Soon after forcing her landlord to limit her rent increase to the legal level, Rinzler-Day got to work organizing her whole building.
With the support of BED members, she canvassed each floor, inviting her neighbors to a building-wide meeting in her apartment. To Rinzler-Day’s surprise, nearly half the building showed up to the first meeting.
“That first meeting was magical,” said Rinzler-Day. “We just all went around and aired collective grievances, like rent overcharges, black mold in air conditioners, the front door not locking—and because of that, the rampant package theft.”
“We all found these common grounding points and were like, ‘Yeah, it’s going down. We’re gonna unionize.’”
Within a few weeks, more than half the building was attending meetings, with 42 of 45 tenants joining the association; an active building-wide WhatsApp group chat had been created; tenants had taken on ‘floor captain’ roles, each responsible for organizing tasks on their respective level; tenants created a spreadsheet to track rent overcharges; and a demand list had been established.
It wasn’t long before the idea of a rent strike was floated by some of the tenants. With the help of BED organizers, tenants inoculated each other about the landlord’s harassment and lies that were likely to come if they went through with it.
In March, tenants were ready. They sent a collective letter to their landlord, Raj Associates, threatening a rent strike if their demands weren’t met by the end of the month. They weren’t, so the strike began on April 1, with 80% of units participating.
Six months and several collective bargaining sessions later, Raj Associates conceded to all the tenants’ demands. Overcharged tenants won new leases and roughly $60,000 total in back rent, according to Rinzler-Day, and the landlord committed to the demanded repairs.
Rinzler-Day joked to me that she can never leave her apartment now—and she doesn’t want to, of course.

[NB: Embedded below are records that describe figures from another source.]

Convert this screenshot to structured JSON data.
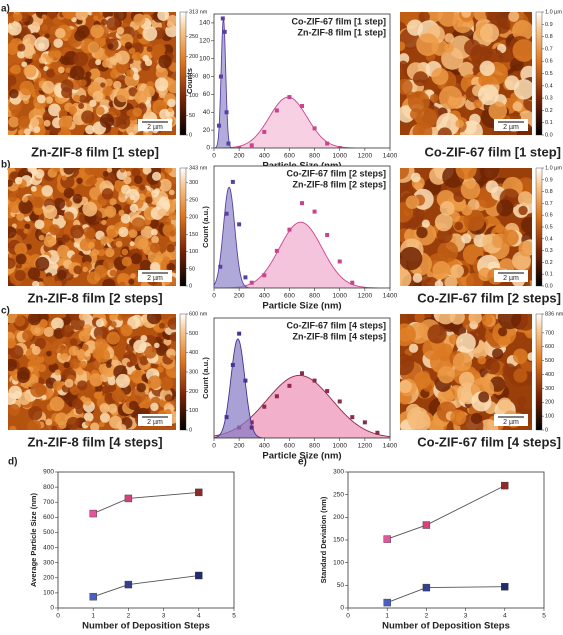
{
  "panels": [
    {
      "label": "a)",
      "left": {
        "scale_bar": "2 µm",
        "caption": "Zn-ZIF-8 film [1 step]",
        "colorbar": [
          0,
          50,
          100,
          150,
          200,
          250,
          {
            "value": 313,
            "label": "313 nm"
          }
        ]
      },
      "right": {
        "scale_bar": "2 µm",
        "caption": "Co-ZIF-67 film [1 step]",
        "colorbar": [
          {
            "value": 0,
            "label": "0.0"
          },
          0.1,
          0.2,
          0.3,
          0.4,
          0.5,
          0.6,
          0.7,
          0.8,
          0.9,
          {
            "value": 1,
            "label": "1.0 µm"
          }
        ]
      }
    },
    {
      "label": "b)",
      "left": {
        "scale_bar": "2 µm",
        "caption": "Zn-ZIF-8 film [2 steps]",
        "colorbar": [
          0,
          50,
          100,
          150,
          200,
          250,
          300,
          {
            "value": 343,
            "label": "343 nm"
          }
        ]
      },
      "right": {
        "scale_bar": "2 µm",
        "caption": "Co-ZIF-67 film [2 steps]",
        "colorbar": [
          {
            "value": 0,
            "label": "0.0"
          },
          0.1,
          0.2,
          0.3,
          0.4,
          0.5,
          0.6,
          0.7,
          0.8,
          0.9,
          {
            "value": 1,
            "label": "1.0 µm"
          }
        ]
      }
    },
    {
      "label": "c)",
      "left": {
        "scale_bar": "2 µm",
        "caption": "Zn-ZIF-8 film [4 steps]",
        "colorbar": [
          0,
          100,
          200,
          300,
          400,
          500,
          {
            "value": 600,
            "label": "600 nm"
          }
        ]
      },
      "right": {
        "scale_bar": "2 µm",
        "caption": "Co-ZIF-67 film [4 steps]",
        "colorbar": [
          0,
          100,
          200,
          300,
          400,
          500,
          600,
          700,
          {
            "value": 836,
            "label": "836 nm"
          }
        ]
      }
    }
  ],
  "chart_data": [
    {
      "type": "histogram_fit",
      "xlabel": "Particle Size (nm)",
      "ylabel": "Counts",
      "xlim": [
        0,
        1400
      ],
      "xticks": [
        0,
        200,
        400,
        600,
        800,
        1000,
        1200,
        1400
      ],
      "ylim": [
        0,
        150
      ],
      "yticks": [
        0,
        20,
        40,
        60,
        80,
        100,
        120,
        140
      ],
      "series": [
        {
          "name": "Co-ZIF-67 film [1 step]",
          "color": "#c9448e",
          "fill": "#f4bcd9",
          "x": [
            200,
            300,
            400,
            500,
            600,
            700,
            800,
            900,
            1000
          ],
          "values": [
            0,
            3,
            18,
            42,
            57,
            47,
            22,
            5,
            0
          ],
          "fit": {
            "center": 590,
            "sd": 150,
            "height": 57
          }
        },
        {
          "name": "Zn-ZIF-8 film [1 step]",
          "color": "#5a3fa0",
          "fill": "#9189cc",
          "x": [
            40,
            55,
            70,
            85,
            100,
            115
          ],
          "values": [
            25,
            80,
            145,
            130,
            40,
            5
          ],
          "fit": {
            "center": 75,
            "sd": 18,
            "height": 145
          }
        }
      ]
    },
    {
      "type": "histogram_fit",
      "xlabel": "Particle Size (nm)",
      "ylabel": "Count (a.u.)",
      "xlim": [
        0,
        1400
      ],
      "xticks": [
        0,
        200,
        400,
        600,
        800,
        1000,
        1200,
        1400
      ],
      "ylim": [
        0,
        1.15
      ],
      "yticks": [],
      "series": [
        {
          "name": "Co-ZIF-67 film [2 steps]",
          "color": "#c9448e",
          "fill": "#f0a9cd",
          "x": [
            300,
            400,
            500,
            600,
            700,
            800,
            900,
            1000,
            1100
          ],
          "values": [
            0.05,
            0.12,
            0.35,
            0.55,
            0.8,
            0.72,
            0.5,
            0.25,
            0.05
          ],
          "fit": {
            "center": 690,
            "sd": 170,
            "height": 0.62
          }
        },
        {
          "name": "Zn-ZIF-8 film [2 steps]",
          "color": "#5a3fa0",
          "fill": "#8d84c9",
          "x": [
            50,
            100,
            150,
            200,
            250
          ],
          "values": [
            0.2,
            0.7,
            1,
            0.6,
            0.1
          ],
          "fit": {
            "center": 120,
            "sd": 45,
            "height": 0.95
          }
        }
      ]
    },
    {
      "type": "histogram_fit",
      "xlabel": "Particle Size (nm)",
      "ylabel": "Count (a.u.)",
      "xlim": [
        0,
        1400
      ],
      "xticks": [
        0,
        200,
        400,
        600,
        800,
        1000,
        1200,
        1400
      ],
      "ylim": [
        0,
        1.15
      ],
      "yticks": [],
      "series": [
        {
          "name": "Co-ZIF-67 film [4 steps]",
          "color": "#8c2a4a",
          "fill": "#ee8fb4",
          "x": [
            200,
            300,
            400,
            500,
            600,
            700,
            800,
            900,
            1000,
            1100,
            1200,
            1300
          ],
          "values": [
            0.1,
            0.15,
            0.3,
            0.4,
            0.5,
            0.62,
            0.55,
            0.45,
            0.35,
            0.2,
            0.15,
            0.05
          ],
          "fit": {
            "center": 680,
            "sd": 260,
            "height": 0.6
          }
        },
        {
          "name": "Zn-ZIF-8 film [4 steps]",
          "color": "#4a3290",
          "fill": "#8578c4",
          "x": [
            100,
            150,
            200,
            250,
            300
          ],
          "values": [
            0.2,
            0.7,
            1,
            0.55,
            0.1
          ],
          "fit": {
            "center": 190,
            "sd": 55,
            "height": 0.95
          }
        }
      ]
    },
    {
      "type": "line",
      "label": "d)",
      "xlabel": "Number of Deposition Steps",
      "ylabel": "Average Particle Size (nm)",
      "xlim": [
        0,
        5
      ],
      "xticks": [
        0,
        1,
        2,
        3,
        4,
        5
      ],
      "ylim": [
        0,
        900
      ],
      "yticks": [
        0,
        100,
        200,
        300,
        400,
        500,
        600,
        700,
        800,
        900
      ],
      "series": [
        {
          "line_color": "#555555",
          "colors": [
            "#e0559b",
            "#d8407c",
            "#8c2a2a"
          ],
          "x": [
            1,
            2,
            4
          ],
          "values": [
            625,
            725,
            765
          ]
        },
        {
          "line_color": "#555555",
          "colors": [
            "#4a5fc0",
            "#33408f",
            "#1f2c70"
          ],
          "x": [
            1,
            2,
            4
          ],
          "values": [
            75,
            155,
            215
          ]
        }
      ]
    },
    {
      "type": "line",
      "label": "e)",
      "xlabel": "Number of Deposition Steps",
      "ylabel": "Standard Deviation (nm)",
      "xlim": [
        0,
        5
      ],
      "xticks": [
        0,
        1,
        2,
        3,
        4,
        5
      ],
      "ylim": [
        0,
        300
      ],
      "yticks": [
        0,
        50,
        100,
        150,
        200,
        250,
        300
      ],
      "series": [
        {
          "line_color": "#555555",
          "colors": [
            "#e0559b",
            "#d8407c",
            "#8c2a2a"
          ],
          "x": [
            1,
            2,
            4
          ],
          "values": [
            152,
            183,
            270
          ]
        },
        {
          "line_color": "#555555",
          "colors": [
            "#4a5fc0",
            "#33408f",
            "#1f2c70"
          ],
          "x": [
            1,
            2,
            4
          ],
          "values": [
            12,
            45,
            47
          ]
        }
      ]
    }
  ]
}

She and her fellow tenants gained something that goes beyond the demands they won. “I pick up packages from the hallway for people all the time, people dog sit for each other—things like that,” said Rinzler-Day. “We have a community.”
Rinzler-Day says the building intends to keep the tenant association active, and several tenants have since expressed interest in getting more involved in union-wide organizing.
“That’s what’s so important about tenant associations and broader tenant unions,” said Vargas. “We are the archive of information that keeps people safe. We are the continuity between tenants.”
“My hope is that we can keep up the momentum,” said Rinzler-Day. “We built this infrastructure of social responsibility and accountability across neighbors.
“We built something that will outlast us.”